I can do so in Py2 as well: 'content = open("file").read().decode("utf-8")'. I still don't see why it justifies huge breaking changes that require mass re-audit of huge amount of code.

> So, Python's Unicode strings are better than simple byte sequences because they allow programmers to deal with Unicode code points
I've yet to hear why I would want to deal with Unicode codepoints instead of bytes everywhere by default.

> It is true that there are situations which Python doesn't handle well right now, but it is reasonable to expect that these will be sorted out in due course.
No they won't, without yet another round of incompatible changes. Py3 is stuck with Uselesscode strings.

Python 3, ASCII, and UTF-8

Posted Jan 5, 2018 23:46 UTC (Fri) by lsl (subscriber, #86508) [Link]
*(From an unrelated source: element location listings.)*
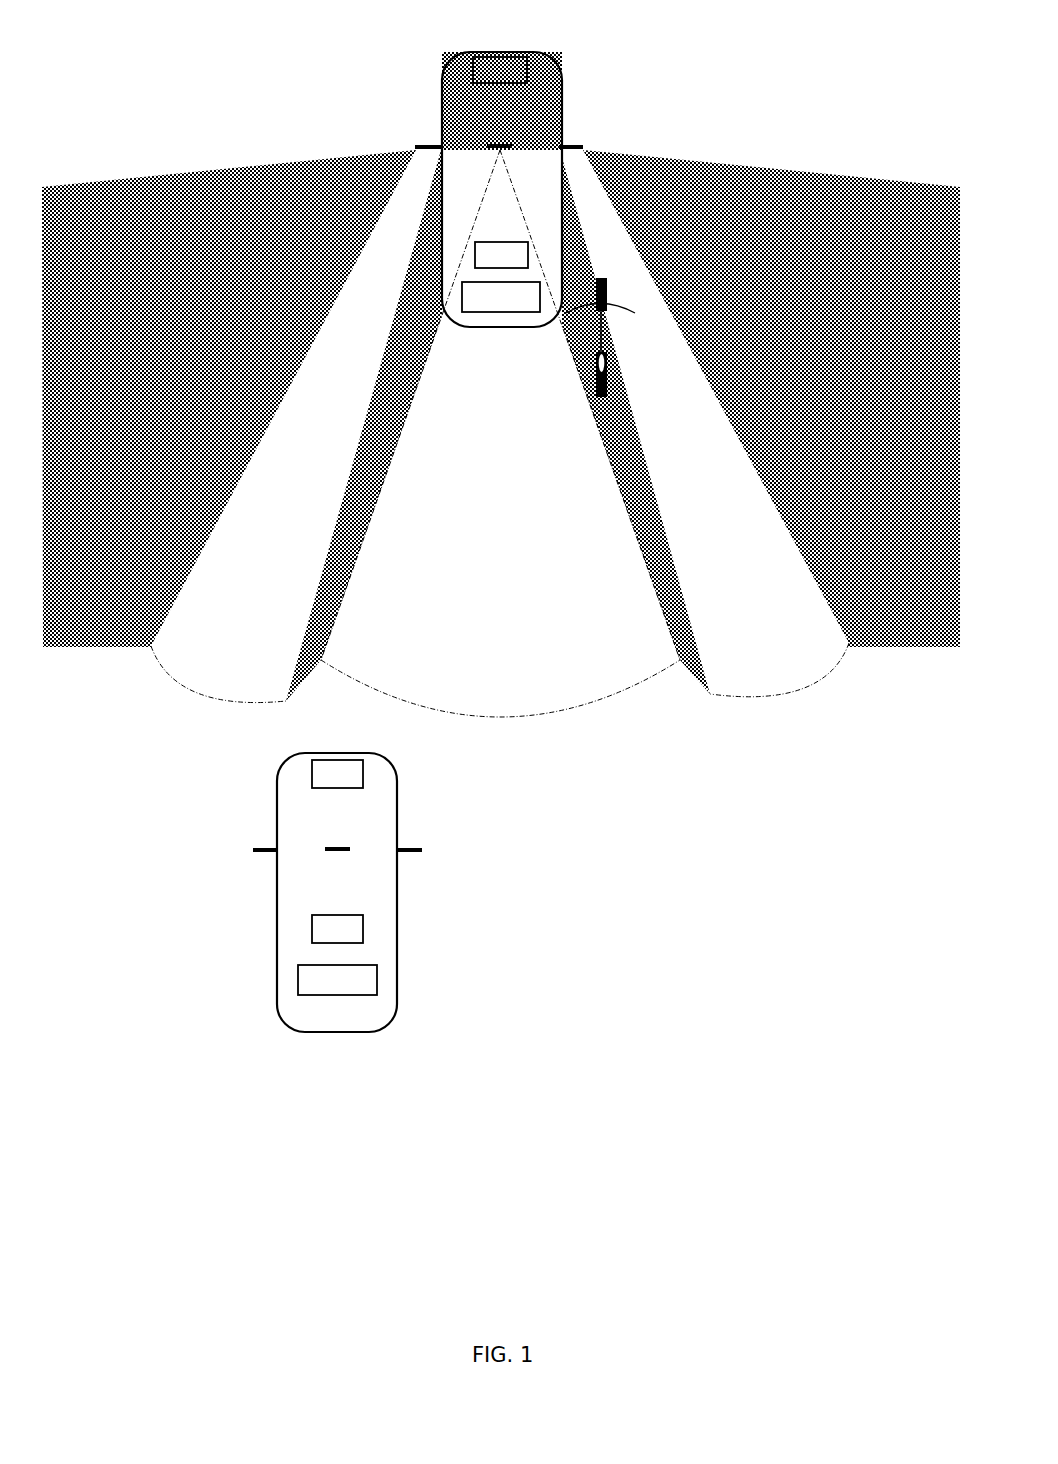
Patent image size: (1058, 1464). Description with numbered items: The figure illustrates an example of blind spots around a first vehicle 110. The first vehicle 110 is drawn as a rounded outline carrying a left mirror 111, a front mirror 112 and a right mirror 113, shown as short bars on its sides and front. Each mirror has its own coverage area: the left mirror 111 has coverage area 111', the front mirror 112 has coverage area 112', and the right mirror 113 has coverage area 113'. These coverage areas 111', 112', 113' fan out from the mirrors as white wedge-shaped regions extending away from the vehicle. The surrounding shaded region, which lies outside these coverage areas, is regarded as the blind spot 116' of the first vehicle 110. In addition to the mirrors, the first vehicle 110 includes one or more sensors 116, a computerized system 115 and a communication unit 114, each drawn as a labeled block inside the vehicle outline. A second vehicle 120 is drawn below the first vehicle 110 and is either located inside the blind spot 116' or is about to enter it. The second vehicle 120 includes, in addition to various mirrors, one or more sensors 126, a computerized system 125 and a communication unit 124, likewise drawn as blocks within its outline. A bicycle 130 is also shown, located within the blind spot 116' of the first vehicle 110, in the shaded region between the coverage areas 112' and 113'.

The first vehicle 110 is at (548, 113).
The left mirror 111 is at (414, 135).
The front mirror 112 is at (484, 131).
The right mirror 113 is at (590, 135).
The communication unit 114 is at (482, 308).
The computerized system 115 is at (482, 266).
The sensors 116 is at (500, 70).
The coverage area 111' is at (296, 426).
The coverage area 112' is at (500, 433).
The coverage area 113' is at (704, 423).
The blind spot 116' is at (501, 376).
The second vehicle 120 is at (359, 827).
The communication unit 124 is at (318, 991).
The computerized system 125 is at (318, 940).
The sensors 126 is at (318, 785).
The bicycle 130 is at (618, 337).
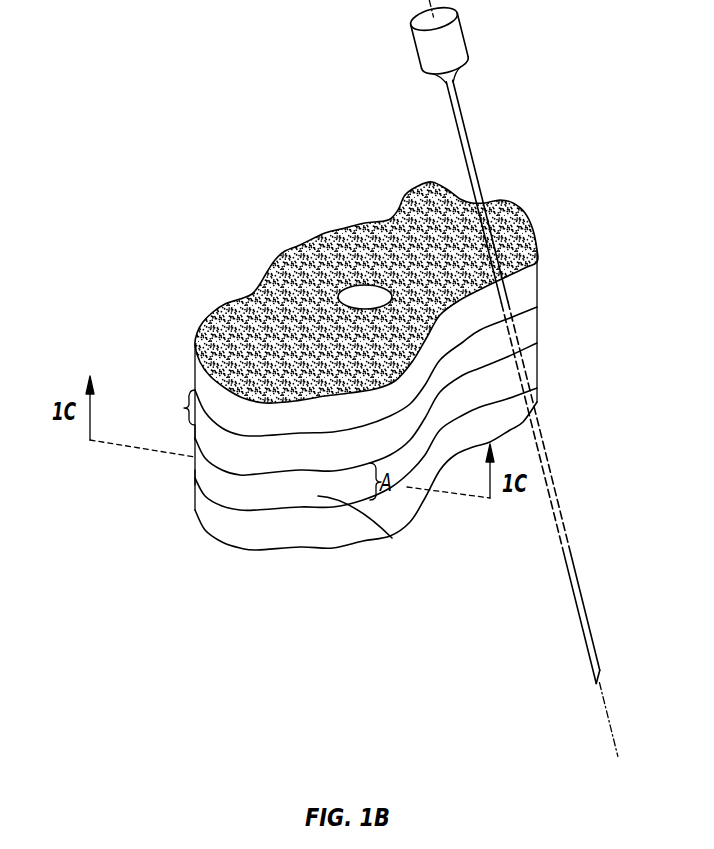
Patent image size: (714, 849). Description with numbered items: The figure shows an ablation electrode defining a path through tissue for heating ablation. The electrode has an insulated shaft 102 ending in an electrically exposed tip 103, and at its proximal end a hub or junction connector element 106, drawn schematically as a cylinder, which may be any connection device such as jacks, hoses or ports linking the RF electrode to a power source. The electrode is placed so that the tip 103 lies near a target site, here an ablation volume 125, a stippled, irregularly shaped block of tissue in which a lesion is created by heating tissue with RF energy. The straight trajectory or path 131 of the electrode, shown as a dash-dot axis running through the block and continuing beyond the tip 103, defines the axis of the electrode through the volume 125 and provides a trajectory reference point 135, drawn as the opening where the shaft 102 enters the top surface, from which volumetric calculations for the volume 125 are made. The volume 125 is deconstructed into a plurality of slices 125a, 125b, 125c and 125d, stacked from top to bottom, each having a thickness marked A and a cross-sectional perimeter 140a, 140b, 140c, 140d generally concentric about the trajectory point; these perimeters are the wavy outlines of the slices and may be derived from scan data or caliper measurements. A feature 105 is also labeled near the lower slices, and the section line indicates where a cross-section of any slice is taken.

The insulated shaft 102 is at (286, 614).
The electrically exposed tip 103 is at (268, 668).
The channel 105 is at (387, 535).
The hub or junction connector element 106 is at (412, 38).
The ablation volume 125 is at (248, 315).
The slice 125a is at (537, 268).
The slice 125b is at (537, 307).
The slice 125c is at (537, 343).
The slice 125d is at (537, 387).
The trajectory or path 131 is at (256, 722).
The trajectory reference point 135 is at (351, 290).
The cross-sectional perimeter 140a is at (280, 255).
The cross-sectional perimeter 140b is at (195, 388).
The cross-sectional perimeter 140c is at (194, 426).
The cross-sectional perimeter 140d is at (195, 478).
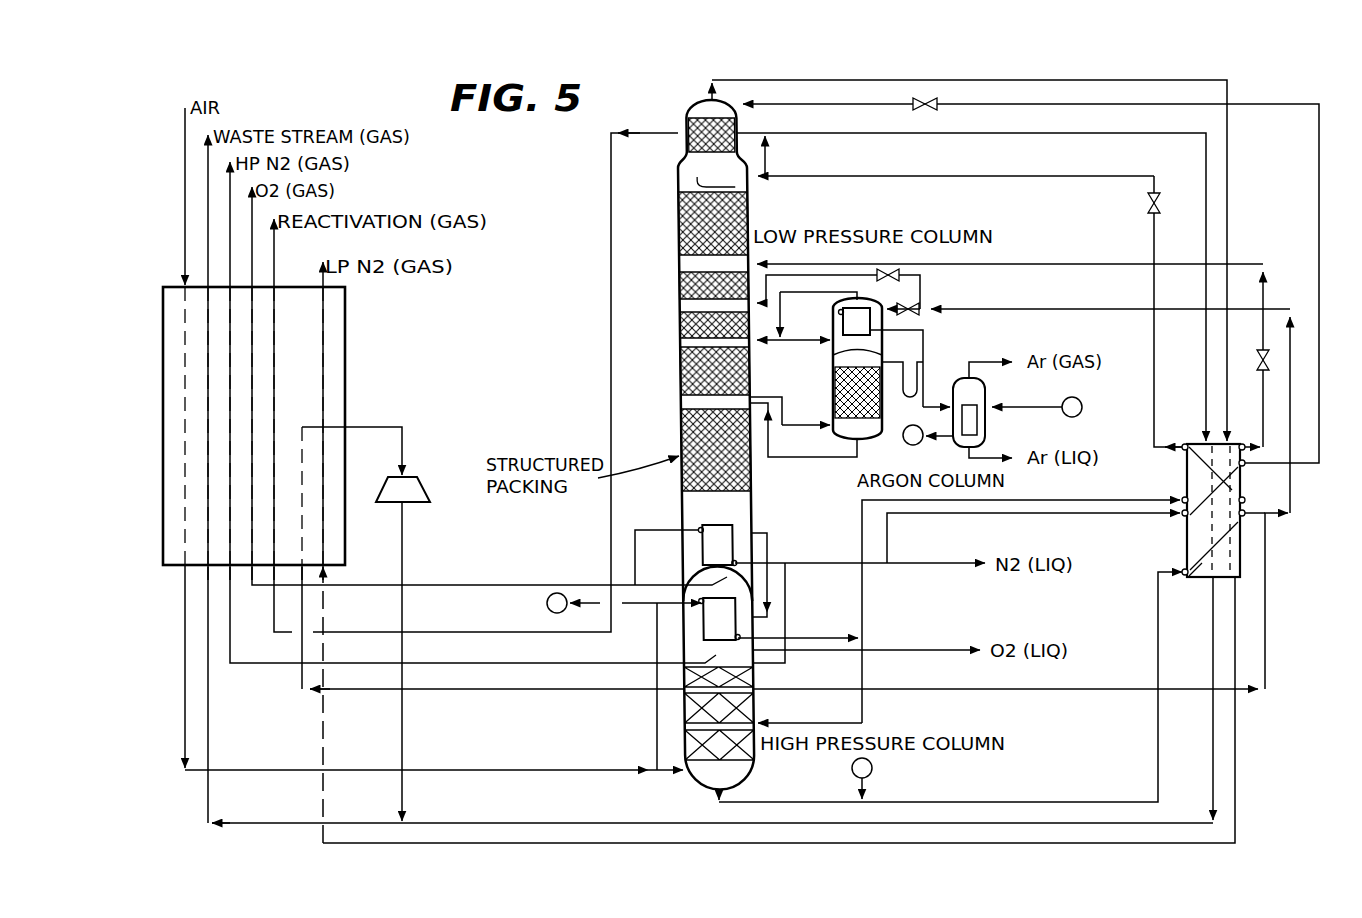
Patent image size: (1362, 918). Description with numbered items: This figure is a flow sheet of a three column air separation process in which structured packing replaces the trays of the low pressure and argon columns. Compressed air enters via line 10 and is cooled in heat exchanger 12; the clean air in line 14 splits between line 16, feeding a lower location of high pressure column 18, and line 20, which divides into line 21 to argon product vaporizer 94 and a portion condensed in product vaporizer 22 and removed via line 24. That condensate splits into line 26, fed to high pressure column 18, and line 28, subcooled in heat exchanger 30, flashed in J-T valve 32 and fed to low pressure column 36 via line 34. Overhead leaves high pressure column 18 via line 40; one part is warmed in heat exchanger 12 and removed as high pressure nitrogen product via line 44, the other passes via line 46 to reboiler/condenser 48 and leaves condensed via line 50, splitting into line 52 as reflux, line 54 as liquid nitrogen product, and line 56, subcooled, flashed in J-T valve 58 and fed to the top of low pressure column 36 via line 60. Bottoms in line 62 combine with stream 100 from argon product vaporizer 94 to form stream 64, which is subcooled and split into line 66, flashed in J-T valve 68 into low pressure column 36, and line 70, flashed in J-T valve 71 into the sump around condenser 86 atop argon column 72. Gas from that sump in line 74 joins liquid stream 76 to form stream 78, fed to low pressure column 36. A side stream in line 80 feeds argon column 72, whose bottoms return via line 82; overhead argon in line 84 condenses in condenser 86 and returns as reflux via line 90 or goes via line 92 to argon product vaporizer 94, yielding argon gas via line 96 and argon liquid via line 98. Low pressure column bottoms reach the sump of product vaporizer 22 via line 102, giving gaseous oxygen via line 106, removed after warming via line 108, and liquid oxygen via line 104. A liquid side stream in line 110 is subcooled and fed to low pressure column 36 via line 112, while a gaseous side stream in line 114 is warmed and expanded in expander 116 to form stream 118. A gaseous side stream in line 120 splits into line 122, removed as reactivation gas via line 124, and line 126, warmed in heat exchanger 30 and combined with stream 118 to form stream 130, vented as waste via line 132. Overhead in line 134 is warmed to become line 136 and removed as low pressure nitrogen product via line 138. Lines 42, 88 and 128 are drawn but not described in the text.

The line 10 is at (182, 146).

> As far as I'm concerned, it is silly to claim that Python's Unicode strings are “strictly not better” than byte sequences when it is possible, in Python 3, to open a text file using the built-in open() function and read UTF-8-encoded text from that file. This is arguably what people expect to be able to do in 2017, and it is an obvious improvement over Python 2.7,

I can do that using the raw open and read syscalls. Why would I need magic Unicode strings for that?

> So, Python's Unicode strings are better than simple byte sequences because they allow programmers to deal with Unicode code points (as opposed to bytes which might or might not be part of the representation of a Unicode code point).

Except for the fact that arrays of Unicode code points aren't a terribly useful representation most of the time. Byte strings can carry UTF8-encoded Unicode text just as well, in addition to being able to hold everything else users might want to feed into my program and expect it to roundtrip correctly. The odd day where I really need to apply some Unicode-aware text transformation that works on code points I can convert it there and then. Or just package it up such that it accepts and returns UTF-8 strings.